The President came on stage to laugh that after having that song sung to him in 'such a sweet, wholesome way', he had clearly achieved enough and could call it a day.

Monroe's version of the song -- her scintillatingly, scandalously hot delivery, sung with her squeezed into a rather bold dress -- might not be the definitive version of the age-old birthday song, but it is the one that inspires the most breathtaking envy.

The nudes

Image: Marilyn Monroe
Photographs: L J Willinger/Getty Images

'Let's push Liz Taylor off the magazine covers.'

In 1949, while struggling to find work, Monroe posed nude for photographer Tom Kelley. She was paid $50 for the shots, most of which featured her laid out on red silk, and the release was signed under the name Mona Monroe.

A few years later, with Marilyn turning into a star, one of the pictures was featured in a calendar and there was fervent speculation in the press about the model's resemblance to Monroe. The studio wondered what to do while Marilyn decided instead to admit it was her, but that she'd only posed in order to pay the rent.

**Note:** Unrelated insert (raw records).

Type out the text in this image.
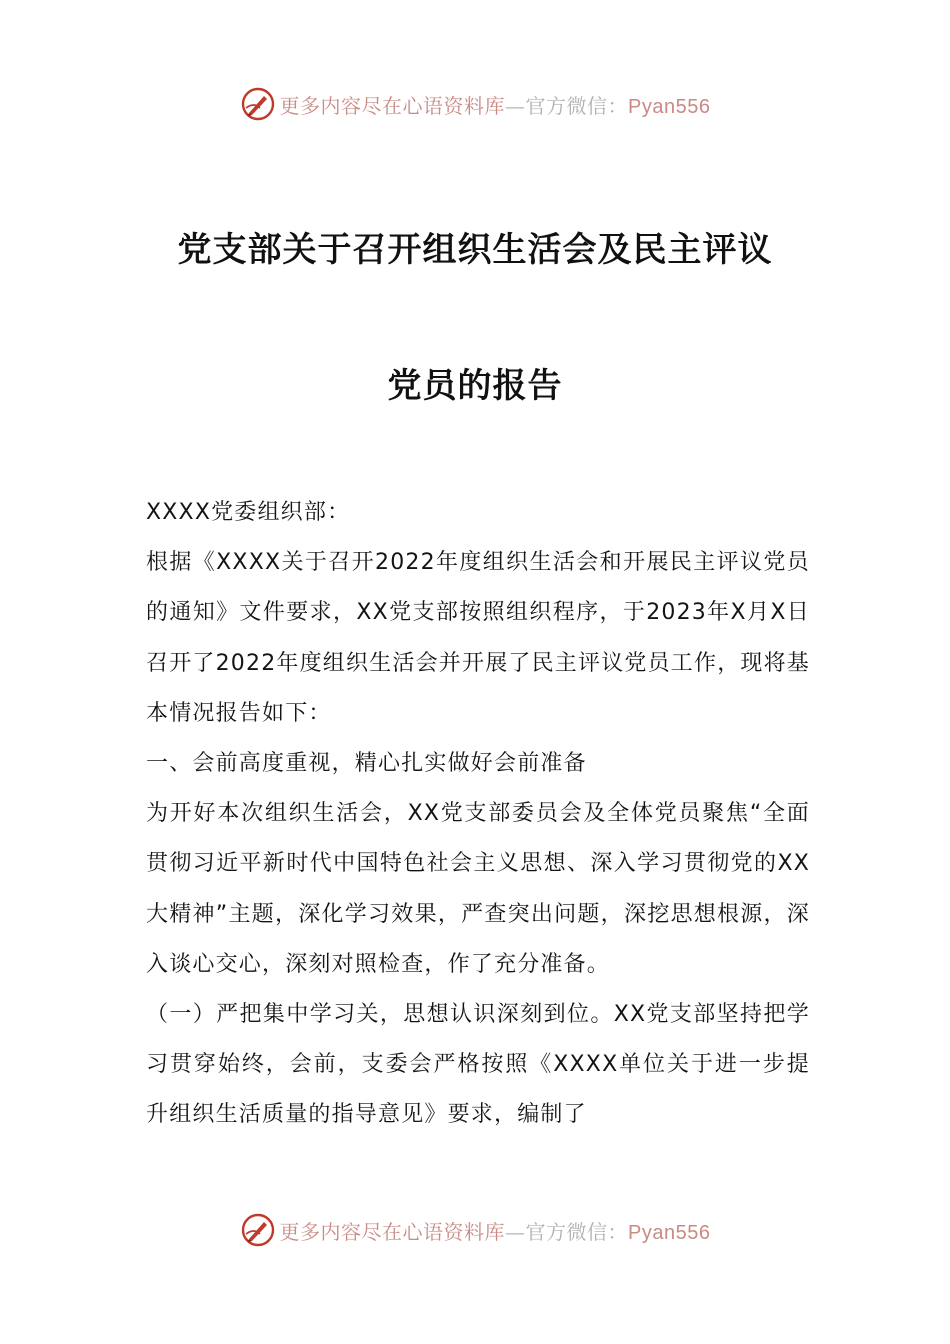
更多内容尽在心语资料库—官方微信：Pyan556
党支部关于召开组织生活会及民主评议
党员的报告

XXXX党委组织部：

根据《XXXX关于召开2022年度组织生活会和开展民主评议党员的通知》文件要求，XX党支部按照组织程序，于2023年X月X日召开了2022年度组织生活会并开展了民主评议党员工作，现将基本情况报告如下：

一、会前高度重视，精心扎实做好会前准备

为开好本次组织生活会，XX党支部委员会及全体党员聚焦“全面贯彻习近平新时代中国特色社会主义思想、深入学习贯彻党的XX大精神”主题，深化学习效果，严查突出问题，深挖思想根源，深入谈心交心，深刻对照检查，作了充分准备。

（一）严把集中学习关，思想认识深刻到位。XX党支部坚持把学习贯穿始终，会前，支委会严格按照《XXXX单位关于进一步提升组织生活质量的指导意见》要求，编制了

更多内容尽在心语资料库—官方微信：Pyan556
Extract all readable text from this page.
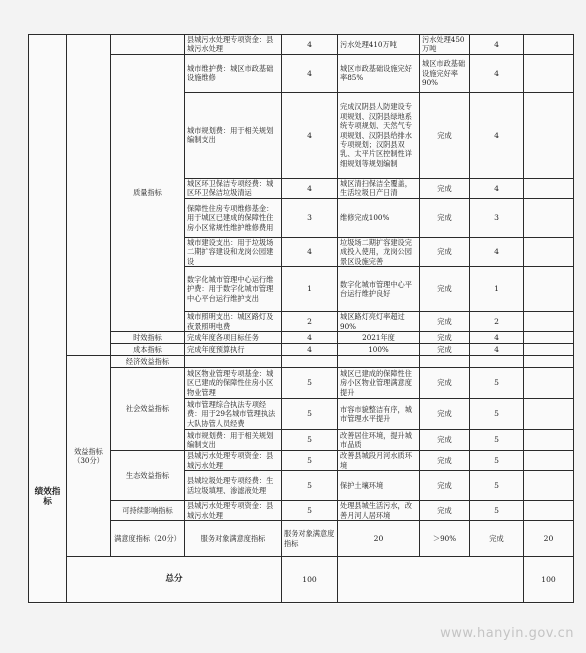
绩效指标			县城污水处理专项资金：县城污水处理	4	污水处理410万吨	污水处理450万吨	4		
		质量指标	城市维护费：城区市政基础设施维修	4	城区市政基础设施完好率85%	城区市政基础设施完好率90%	4		
			城市规划费：用于相关规划编制支出	4	完成汉阴县人防建设专项规划、汉阴县绿地系统专项规划、天然气专项规划、汉阴县给排水专项规划；汉阴县双乳、太平片区控制性详细规划等规划编制	完成	4		
			城区环卫保洁专项经费：城区环卫保洁垃圾清运	4	城区清扫保洁全覆盖，生活垃圾日产日清	完成	4		
			保障性住房专项维修基金：用于城区已建成的保障性住房小区常规性维护维修费用	3	维修完成100%	完成	3		
			城市建设支出：用于垃圾场二期扩容建设和龙岗公园建设	4	垃圾场二期扩容建设完成投入使用，龙岗公园景区设施完善	完成	4		
			数字化城市管理中心运行维护费：用于数字化城市管理中心平台运行维护支出	1	数字化城市管理中心平台运行维护良好	完成	1		
			城市照明支出：城区路灯及夜景照明电费	2	城区路灯亮灯率超过90%	完成	2		
		时效指标	完成年度各项目标任务	4	2021年度	完成	4		
		成本指标	完成年度预算执行	4	100%	完成	4		
	效益指标（30分）	经济效益指标							
		社会效益指标	城区物业管理专项基金：城区已建成的保障性住房小区物业管理	5	城区已建成的保障性住房小区物业管理满意度提升	完成	5		
			城市管理综合执法专项经费：用于29名城市管理执法大队协管人员经费	5	市容市貌整洁有序，城市管理水平提升	完成	5		
			城市规划费：用于相关规划编制支出	5	改善居住环境，提升城市品质	完成	5		
		生态效益指标	县城污水处理专项资金：县城污水处理	5	改善县城段月河水质环境	完成	5		
			县城垃圾处理专项经费：生活垃圾填埋、渗滤液处理	5	保护土壤环境	完成	5		
		可持续影响指标	县城污水处理专项资金：县城污水处理	5	处理县城生活污水，改善月河人居环境	完成	5		
		满意度指标（20分）	服务对象满意度指标	服务对象满意度指标	20	＞90%	完成	20	
	总分			100				100	
www.hanyin.gov.cn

She gave an interview of such striking candour that the photographs elicited more sympathy than outrage. Later, when increasingly erratic and craving more of the spotlight than her films were earning at the time, she allowed Life magazine to publish several nudes in order to outshine current stars like Elizabeth Taylor. Her final photoshoot was for Vogue magazine by Bert Stern, and included several nudes.

Published after her death, this set of pictures -- referred to as The Last Sitting -- remain the most memorable in the magazine's history.

The men

Image: Marilyn Monroe with her husband Arthur Miller
Photographs: Evening Standard/Getty Images

In the end, nobody proved man enough for Marilyn.

She was married and divorced thrice -- to James Dougherty, baseball great Joe DiMaggio and the playwright Arthur Miller -- and there were whispers, some louder than others, about her affairs with both John and Robert Kennedy.

Brando, in his autobiography, claimed to have had dated her, as did Tony Curtis, the latter saying their affair happened during the filming of Some Like It Hot. And outside of the romantic entanglements, legendary photographer Alfred Eisenstaedt, Milton Greene, Andy Warhol, Edward Murrow, Truman Capote and Clark Gable -- who, she frequently joked, was her father -- were all men of great stature besotted by Monroe. It was clearly hard not to be mesmerised.

The death

Image: Monroe's body is wheeled out of her apartment
Photographs: Keystone/Getty Images

Nobody knows how it happened.

On August 5, 1962, Monroe was found dead in her Los Angeles home. The recorded cause of death was 'acute barbiturate poisoning', and the death itself was marked as a probable suicide. She was 36.

The conspiracy theories included everyone from the CIA to President Kennedy to the Mafia, and there was never any evidence found conclusive enough to keep tongues and tabloids from wagging.

On August 8, she was interred in a crypt, her casket lined with silk the colour of champagne, Marilyn wearing a favourite green Emilio Pucci dress.

Lee Strasberg delivered her eulogy. Joe DiMaggio made sure fresh-cut roses were delivered to the grave for the next 20 years. Hugh Hefner bought the crypt immediately next to hers. Even in death, Marilyn's spell remains.